Reading the Explanations: How to Get the Most out of your Test Results
By: Adam Grey - posted Dec 30th 2009 at 3:15 PMAs teachers, we’ve seen it hundreds of times: a student diligently takes practice tests once—sometimes twice—weekly, and finds him- or herself tripping up on the same concepts every time. Not the same broad content areas, like Geometry or Sentence Correction, but the same specific tricks, like the side ratios of 30-60-90 triangles or the application of the past perfect tense. There is a simple prescription for this ailment: read your explanations!
The explanations given along with each sample question in a student’s test prep material contain the most useful lessons and most explicit feedback in the battery of information that results from a practice test. Having every single question solved in the most accurate and timely way is an invaluable resource! And the explanations in the new 2010 GMAT course revision are better than ever: Kaplan has enlisted its best GMAT instructors from across the country to comb through the entire CAT pool (over 3000 questions!) and revise every explanation to take a student step-by-step through the appropriate methods and strategies. Every confusing Quantitative question stem is translated to its corresponding equation, every Critical Reasoning stimulus is properly untangled, and every point-boosting and time-saving strategy is meticulously detailed.

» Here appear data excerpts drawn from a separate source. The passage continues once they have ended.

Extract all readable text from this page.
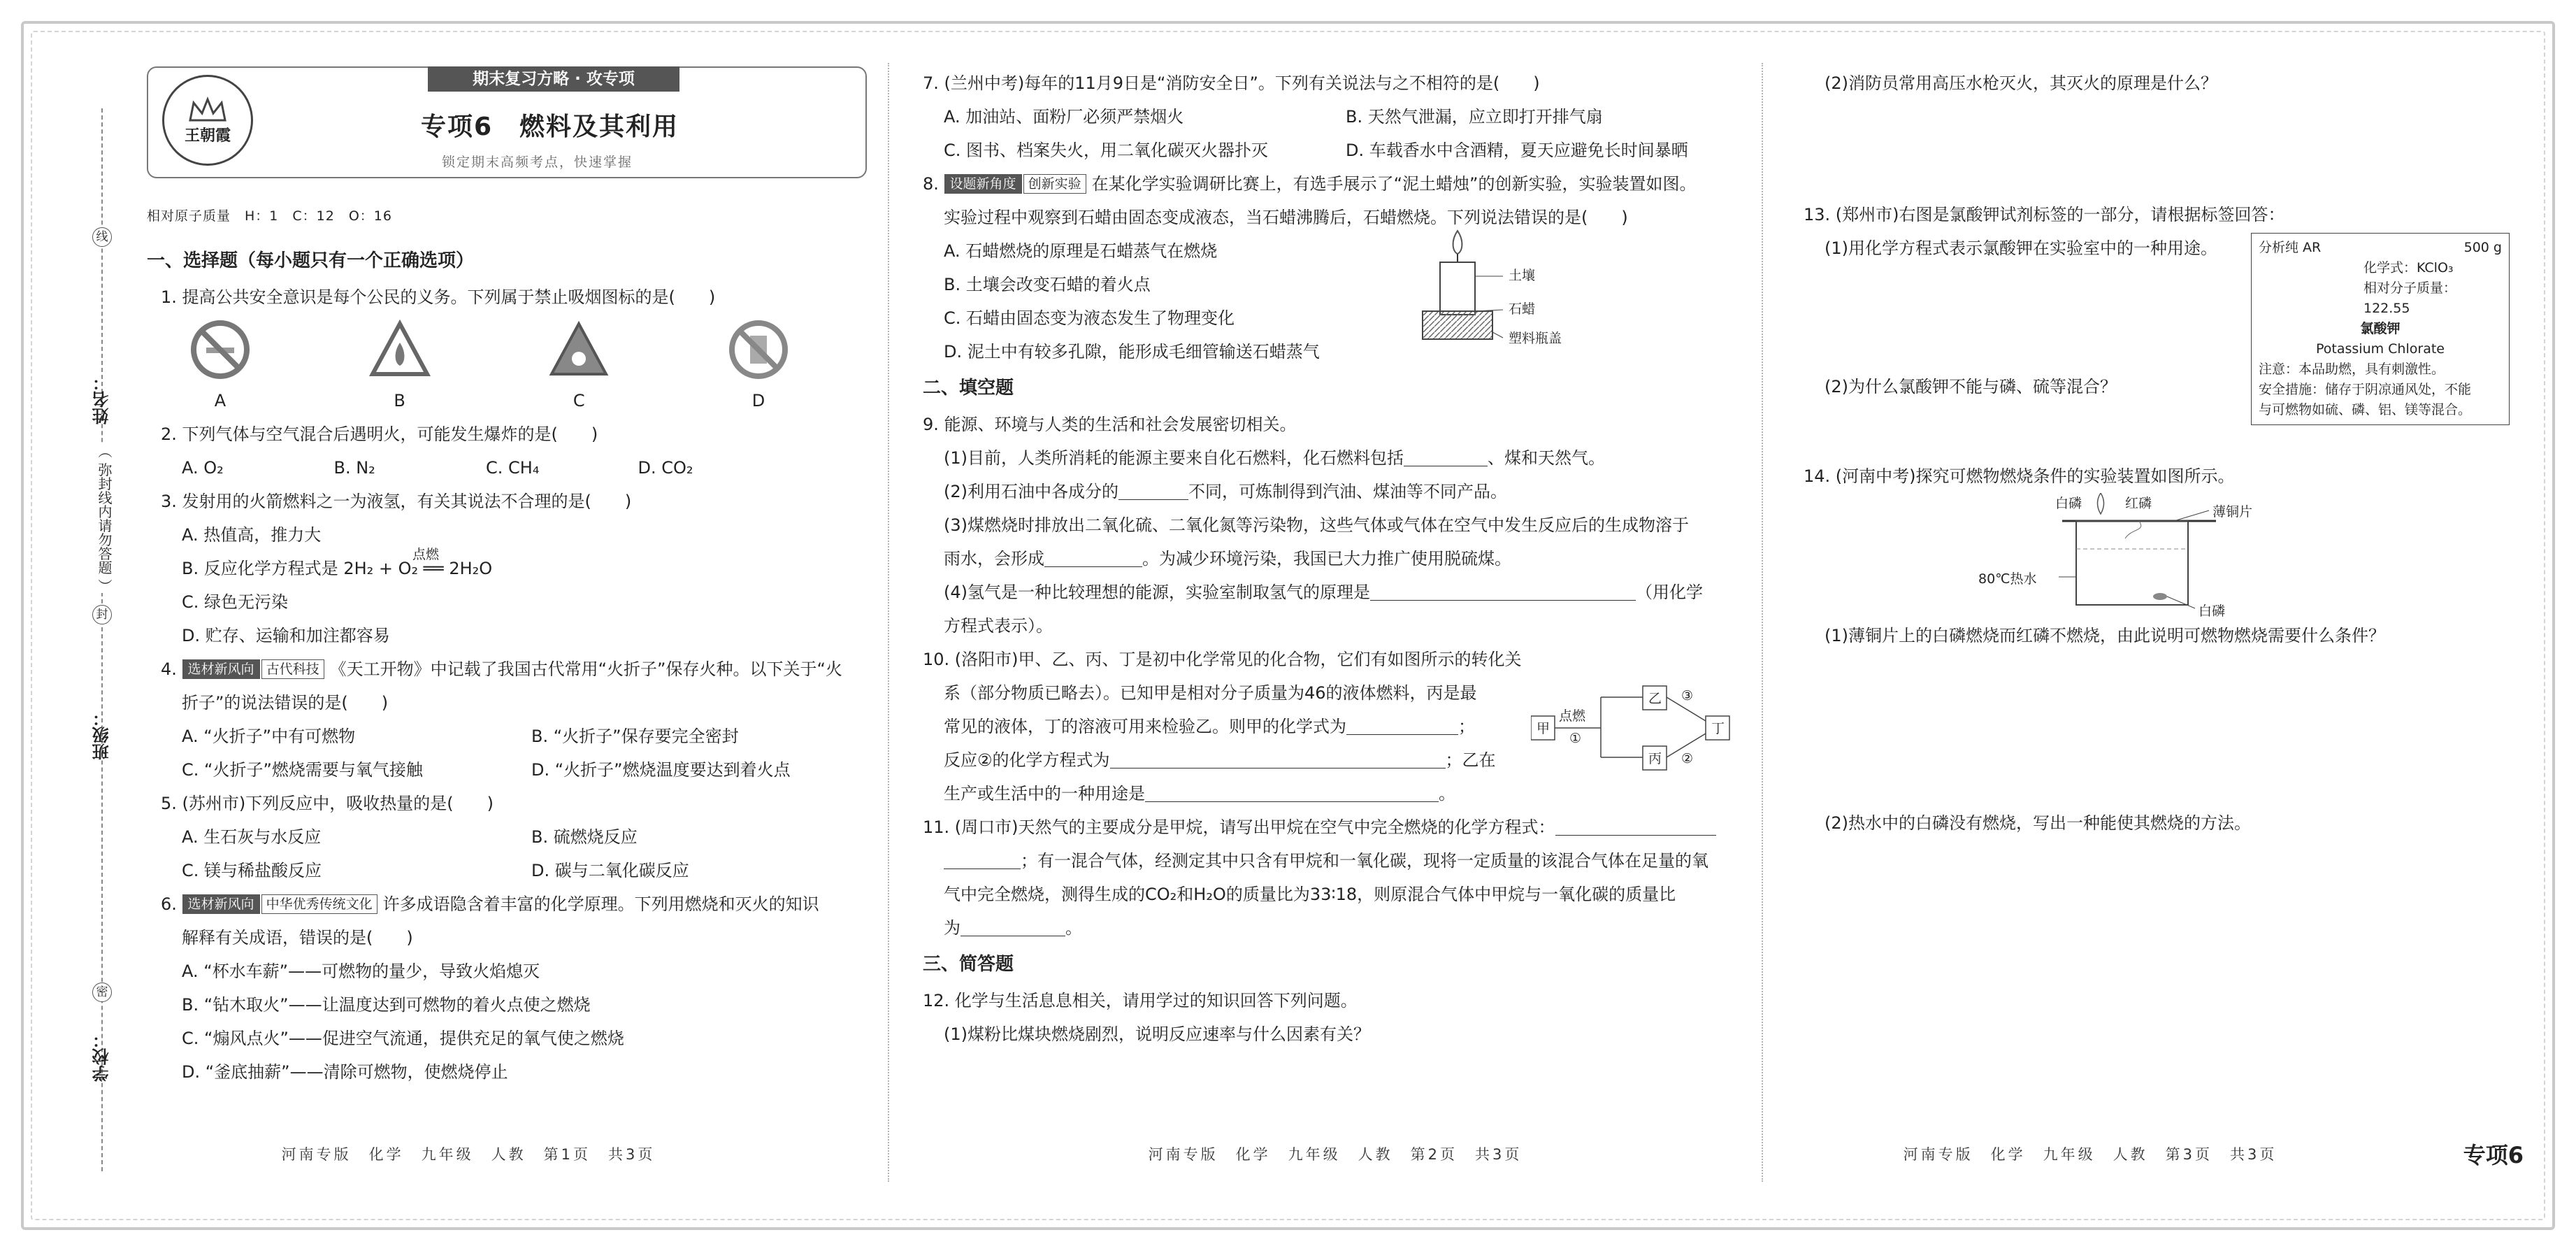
线
姓名：
（ 弥封线内请勿答题 ）
封
班级：
密
学校：
王朝霞
期末复习方略 · 攻专项
专项6　燃料及其利用
锁定期末高频考点，快速掌握
相对原子质量　H：1　C：12　O：16
一、选择题（每小题只有一个正确选项）
1. 提高公共安全意识是每个公民的义务。下列属于禁止吸烟图标的是(　　)
A	B	C	D
2. 下列气体与空气混合后遇明火，可能发生爆炸的是(　　)
A. O₂	B. N₂	C. CH₄	D. CO₂
3. 发射用的火箭燃料之一为液氢，有关其说法不合理的是(　　)
A. 热值高，推力大
B. 反应化学方程式是 2H₂ + O₂ ══ 2H₂O
点燃
C. 绿色无污染
D. 贮存、运输和加注都容易
4. 选材新风向 古代科技 《天工开物》中记载了我国古代常用“火折子”保存火种。以下关于“火
折子”的说法错误的是(　　)
A. “火折子”中有可燃物	B. “火折子”保存要完全密封
C. “火折子”燃烧需要与氧气接触	D. “火折子”燃烧温度要达到着火点
5. (苏州市)下列反应中，吸收热量的是(　　)
A. 生石灰与水反应	B. 硫燃烧反应
C. 镁与稀盐酸反应	D. 碳与二氧化碳反应
6. 选材新风向 中华优秀传统文化 许多成语隐含着丰富的化学原理。下列用燃烧和灭火的知识
解释有关成语，错误的是(　　)
A. “杯水车薪”——可燃物的量少，导致火焰熄灭
B. “钻木取火”——让温度达到可燃物的着火点使之燃烧
C. “煽风点火”——促进空气流通，提供充足的氧气使之燃烧
D. “釜底抽薪”——清除可燃物，使燃烧停止
河南专版　化学　九年级　人教　第1页　共3页
7. (兰州中考)每年的11月9日是“消防安全日”。下列有关说法与之不相符的是(　　)
A. 加油站、面粉厂必须严禁烟火	B. 天然气泄漏，应立即打开排气扇
C. 图书、档案失火，用二氧化碳灭火器扑灭	D. 车载香水中含酒精，夏天应避免长时间暴晒
8. 设题新角度 创新实验 在某化学实验调研比赛上，有选手展示了“泥土蜡烛”的创新实验，实验装置如图。
实验过程中观察到石蜡由固态变成液态，当石蜡沸腾后，石蜡燃烧。下列说法错误的是(　　)
A. 石蜡燃烧的原理是石蜡蒸气在燃烧
B. 土壤会改变石蜡的着火点
C. 石蜡由固态变为液态发生了物理变化
D. 泥土中有较多孔隙，能形成毛细管输送石蜡蒸气
土壤
石蜡
塑料瓶盖
二、填空题
9. 能源、环境与人类的生活和社会发展密切相关。
(1)目前，人类所消耗的能源主要来自化石燃料，化石燃料包括	、煤和天然气。
(2)利用石油中各成分的	不同，可炼制得到汽油、煤油等不同产品。
(3)煤燃烧时排放出二氧化硫、二氧化氮等污染物，这些气体或气体在空气中发生反应后的生成物溶于
雨水，会形成	。为减少环境污染，我国已大力推广使用脱硫煤。
(4)氢气是一种比较理想的能源，实验室制取氢气的原理是	（用化学
方程式表示）。
10. (洛阳市)甲、乙、丙、丁是初中化学常见的化合物，它们有如图所示的转化关
系（部分物质已略去）。已知甲是相对分子质量为46的液体燃料，丙是最
常见的液体，丁的溶液可用来检验乙。则甲的化学式为	；
反应②的化学方程式为	；乙在
生产或生活中的一种用途是	。
甲
点燃
①
乙
丙
丁
③
②
11. (周口市)天然气的主要成分是甲烷，请写出甲烷在空气中完全燃烧的化学方程式：
；有一混合气体，经测定其中只含有甲烷和一氧化碳，现将一定质量的该混合气体在足量的氧
气中完全燃烧，测得生成的CO₂和H₂O的质量比为33∶18，则原混合气体中甲烷与一氧化碳的质量比
为	。
三、简答题
12. 化学与生活息息相关，请用学过的知识回答下列问题。
(1)煤粉比煤块燃烧剧烈，说明反应速率与什么因素有关？
河南专版　化学　九年级　人教　第2页　共3页
(2)消防员常用高压水枪灭火，其灭火的原理是什么？
13. (郑州市)右图是氯酸钾试剂标签的一部分，请根据标签回答：
(1)用化学方程式表示氯酸钾在实验室中的一种用途。
(2)为什么氯酸钾不能与磷、硫等混合？
分析纯 AR	500 g
化学式：KClO₃
相对分子质量：122.55
氯酸钾
Potassium Chlorate
注意：本品助燃，具有刺激性。
安全措施：储存于阴凉通风处，不能
与可燃物如硫、磷、铝、镁等混合。
14. (河南中考)探究可燃物燃烧条件的实验装置如图所示。
白磷	红磷
薄铜片
80℃热水
白磷
(1)薄铜片上的白磷燃烧而红磷不燃烧，由此说明可燃物燃烧需要什么条件？
(2)热水中的白磷没有燃烧，写出一种能使其燃烧的方法。
河南专版　化学　九年级　人教　第3页　共3页	专项6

So remember that your practice test doesn’t end after you confirm your answer for Question 41 of the Verbal section. Take time to read through the explanations for all the questions that led you to the wrong answer choice or took you more than a couple minutes to solve; even take a glance at the questions you got right, to make sure you didn’t just make a lucky guess or pass up a method that would have saved you some precious time! Then, take the lessons you’ve learned and apply them on your remaining practice tests, and, most importantly, on Test Day. Your score will thank you for it!